Let us return to the beginning. The title of Wolfe's novel is, in my estimation, a reference to Descartes' "I think, therefore I am." Descartes' dictum is, for philosophers and scientists alike, the fountainhead of mind-body dualism (or perhaps we should say dichotomy). The separation between body and mind is now typically regarded as one of the most pernicious and misleading developments in Western philosophy. We are more enlightened these days; we speak of "Descartes' Error" and of the "embodied mind." The title of the novel indicates that Descartes is also the starting point for Wolfe's own meditation on mind-body duality. Throughout the novel we find various protagonists struggling to contend with the contradictory pulls of their passions and their reason. Indeed, Aristotle, often cited as an authority on the relationship between moral and intellectual virtue, makes a crucial appearance that brings the struggle between the rational and arational faculties forcefully into view (589-90). Wolfe, in other words, wishes to reflect on our Cartesian heritage in an effort to discern the connection between mind and body.
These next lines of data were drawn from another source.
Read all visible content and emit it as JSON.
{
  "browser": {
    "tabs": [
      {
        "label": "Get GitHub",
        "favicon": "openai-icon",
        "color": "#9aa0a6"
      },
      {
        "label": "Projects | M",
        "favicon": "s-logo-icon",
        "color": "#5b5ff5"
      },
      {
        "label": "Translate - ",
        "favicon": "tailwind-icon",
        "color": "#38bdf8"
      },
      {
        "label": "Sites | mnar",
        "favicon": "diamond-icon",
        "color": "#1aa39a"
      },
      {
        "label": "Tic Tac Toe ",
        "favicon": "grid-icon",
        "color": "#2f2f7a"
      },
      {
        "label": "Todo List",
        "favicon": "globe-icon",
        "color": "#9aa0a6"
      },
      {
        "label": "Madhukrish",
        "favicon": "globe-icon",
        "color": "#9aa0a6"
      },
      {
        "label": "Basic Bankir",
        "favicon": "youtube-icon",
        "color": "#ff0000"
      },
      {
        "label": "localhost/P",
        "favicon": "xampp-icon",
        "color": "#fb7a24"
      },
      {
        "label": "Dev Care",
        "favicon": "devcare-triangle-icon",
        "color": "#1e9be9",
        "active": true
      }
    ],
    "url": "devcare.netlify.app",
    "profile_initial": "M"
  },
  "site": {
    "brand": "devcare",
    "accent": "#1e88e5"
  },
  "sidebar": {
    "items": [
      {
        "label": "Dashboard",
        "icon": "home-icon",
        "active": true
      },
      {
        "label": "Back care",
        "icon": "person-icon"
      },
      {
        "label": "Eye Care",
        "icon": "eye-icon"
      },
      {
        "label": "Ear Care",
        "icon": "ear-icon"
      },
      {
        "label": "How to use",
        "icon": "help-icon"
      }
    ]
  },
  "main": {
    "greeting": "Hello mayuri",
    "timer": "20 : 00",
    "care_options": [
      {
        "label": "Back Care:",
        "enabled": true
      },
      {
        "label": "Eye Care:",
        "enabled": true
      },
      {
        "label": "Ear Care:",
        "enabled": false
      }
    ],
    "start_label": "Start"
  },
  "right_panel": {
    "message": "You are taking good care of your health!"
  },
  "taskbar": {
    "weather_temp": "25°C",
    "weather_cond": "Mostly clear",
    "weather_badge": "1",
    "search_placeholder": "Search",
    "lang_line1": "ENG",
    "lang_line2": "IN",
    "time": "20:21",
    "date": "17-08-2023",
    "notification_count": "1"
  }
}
Unlike our neuroscientific brethren, however, Wolfe is no reductionist. A trinity of mind, body, and culture immediately supplants dualism in this work. In the "Foreword," Wolfe introduces us to Victor Ransome Starling, who we later learn is Charlotte's professor in the course "Descartes, Darwin, and the Mind-Body Problem." Wolfe's "Foreword" is supposedly taken from The Dictionary of Nobel Laureates (a publication that actually exists but does not include this fictitious entry). Back in 1983, we are told, Professor Starling "surgically removed the amygdala, an almond-shaped mass of gray matter deep within the brain that controls emotions in the higher mammals, from thirty cats" (3). When our mammalian brethren are surgically altered in this way, they "veer helplessly from one inappropriate affect to another." Extracting the amygdala induces "boredom where there should be fear, cringing where there should be preening, sexual arousal where there was nothing that would stimulate an intact animal" (3). The amygdalectomized cats, we are told, enter into a state of "sexual arousal hypermanic in the extreme." The surgically altered cats attempt copulation with "such frenzy, a cat mounted on another cat would be in turn mounted by a third cat, and that one by yet another, and so on, creating tandems (colloq., 'daisy chains') as long as ten feet." When the men in white coats released thirty normal cats "used as controls," Starling's assistant soon discovered that the normal cats mimicked the behavior of the amygdalectomized cats. "In that moment originated," we read in the fictitious entry, "a discovery that has since radically altered the understanding of animal and human behavior: the existence-indeed, pervasiveness-of 'cultural para-stimuli'" (4). Starling's experiment shows that "a strong social or 'cultural' atmosphere, even as abnormal as this one, could in time overwhelm the genetically determined responses of perfectly normal, healthy animals" (4, emphasis added). Fourteen years later Professor Starling had become the "twentieth member of the Dupont faculty awarded the Nobel Prize" (4).